For two hours, you watch Ethan Hawke and Julie Delpy walk around Paris, and talk. They do nothing else. Their conversation is rambling, unstructured, sometimes silly, sometimes horny; sometimes they say cool intelligent things that make a lot of sense, and sometimes they cringe almost as soon as they’ve said something because it sounds too cliched, and they know it. But through all of this what shines through like a beacon is that intangible, irresistible spark of attraction, next to which every other romance they have ever had has paled in comparison.

So I watch this, and I am entranced. And I think about how this interaction between them is what has endeared this movie, and its predecessor Before Sunrise, to so many people. And I realize that all those conversations, all those moments where they look at each other and those looks are permeated with mind and body and soul in a matter of split-seconds…I have all that. I love this movie not because it shows me an ideal world of romance which I can only hope and dream for, but because it takes my romance and reminds me just how wonderful it is. Everything they have in the movie, I have in real life. Unfortunately, I can’t say the same for Alec. Instead of Julie Delpy, he has to be content with me.

7 Comments

  1. Ludicrous as it may seem, there’s something incredibly sexual [this, incidently, is ludicrous given out I spent a year with someone who could communicate purely by grunt because he had a pretty dick] about banter. Nothing like a really witty [you know, when you say something and think “I wish someone else hesrd me come up with that!”] back and forth, preferably over a particularly sexual meal [I’m thinking burger and wine, randomly] to get you in the mood… well, me.

  2. Fantastic – I didn’t know this was even being made. I loved Before Sunrise for exactly the reasons you mention (although I’d like to state for the benefit of the jury that I had no lustful feelings about Ethan Hawke), and it also gave me an as yet unrealised desire to wander round Vienna.

  3. Tamara, it’s not ludicrous at all. Get someone with a pretty dick AND constant wit/banter, who cooks. You’d be jumping his bones all day and night.

    I’m now really curious about this movie. I had free passes to watch in back in SF, but didn’t cos the movie posters and reviews made me think it was one of THOSE sappy soppy films when they spend all their time talking about “soul mates” (roll eyes).

    But I’ve yet to read a bad review of it.

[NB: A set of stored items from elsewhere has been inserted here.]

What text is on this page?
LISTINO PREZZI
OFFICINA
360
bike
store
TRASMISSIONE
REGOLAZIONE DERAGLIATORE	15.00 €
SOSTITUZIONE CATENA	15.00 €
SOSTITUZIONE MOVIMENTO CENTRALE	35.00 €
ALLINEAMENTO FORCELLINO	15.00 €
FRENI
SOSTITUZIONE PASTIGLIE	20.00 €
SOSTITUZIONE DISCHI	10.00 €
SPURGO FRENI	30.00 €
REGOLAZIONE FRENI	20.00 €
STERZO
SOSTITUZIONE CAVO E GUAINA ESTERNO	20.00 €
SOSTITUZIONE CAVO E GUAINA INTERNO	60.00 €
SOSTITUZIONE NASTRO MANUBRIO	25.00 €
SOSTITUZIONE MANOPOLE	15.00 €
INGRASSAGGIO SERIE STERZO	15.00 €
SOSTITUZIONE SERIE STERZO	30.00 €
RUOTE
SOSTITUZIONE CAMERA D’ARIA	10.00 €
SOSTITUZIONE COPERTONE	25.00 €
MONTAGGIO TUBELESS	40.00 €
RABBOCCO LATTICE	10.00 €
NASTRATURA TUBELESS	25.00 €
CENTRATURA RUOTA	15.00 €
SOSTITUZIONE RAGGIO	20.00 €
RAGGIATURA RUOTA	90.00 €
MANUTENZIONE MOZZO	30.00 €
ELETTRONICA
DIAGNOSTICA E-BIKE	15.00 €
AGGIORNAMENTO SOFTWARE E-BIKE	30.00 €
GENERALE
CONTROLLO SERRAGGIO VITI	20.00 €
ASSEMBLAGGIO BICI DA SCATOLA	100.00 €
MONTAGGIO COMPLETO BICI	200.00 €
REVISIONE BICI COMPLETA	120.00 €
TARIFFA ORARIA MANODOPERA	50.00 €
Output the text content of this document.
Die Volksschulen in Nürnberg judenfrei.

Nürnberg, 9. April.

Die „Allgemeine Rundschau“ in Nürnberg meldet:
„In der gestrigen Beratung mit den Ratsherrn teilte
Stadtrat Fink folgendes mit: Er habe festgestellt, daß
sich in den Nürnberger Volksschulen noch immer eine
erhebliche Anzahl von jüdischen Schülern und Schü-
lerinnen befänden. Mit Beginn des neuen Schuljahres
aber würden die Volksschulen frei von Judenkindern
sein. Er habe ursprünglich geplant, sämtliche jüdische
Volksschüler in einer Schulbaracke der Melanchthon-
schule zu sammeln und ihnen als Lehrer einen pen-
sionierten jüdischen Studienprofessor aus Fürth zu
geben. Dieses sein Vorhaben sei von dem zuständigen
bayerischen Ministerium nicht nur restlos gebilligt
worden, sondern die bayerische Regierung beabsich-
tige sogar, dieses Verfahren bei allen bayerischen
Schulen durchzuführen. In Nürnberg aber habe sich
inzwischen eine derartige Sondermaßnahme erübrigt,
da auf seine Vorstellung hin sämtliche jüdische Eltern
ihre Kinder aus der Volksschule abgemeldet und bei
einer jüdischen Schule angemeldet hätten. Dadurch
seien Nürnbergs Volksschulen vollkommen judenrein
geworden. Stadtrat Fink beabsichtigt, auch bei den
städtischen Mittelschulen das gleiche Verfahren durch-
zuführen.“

  4. Well, to draw any conclusions from that, we’d have to go round to Tamara’s boyfriend’s house for dinner and civilised conversation, and then rip off his trousers. Some points are best left unproved.

  5. My comment’s a bit late, but I just saw the movie and it’s … wow …

    I mean, it’s the kinda romance that I’ve always imagined (and I’m sure a lot of other people have). Not over the top, not overly-dramatic, clichéd at times but aware of the fact that that’s what makes a relationship real. Smart, soulful and sweet.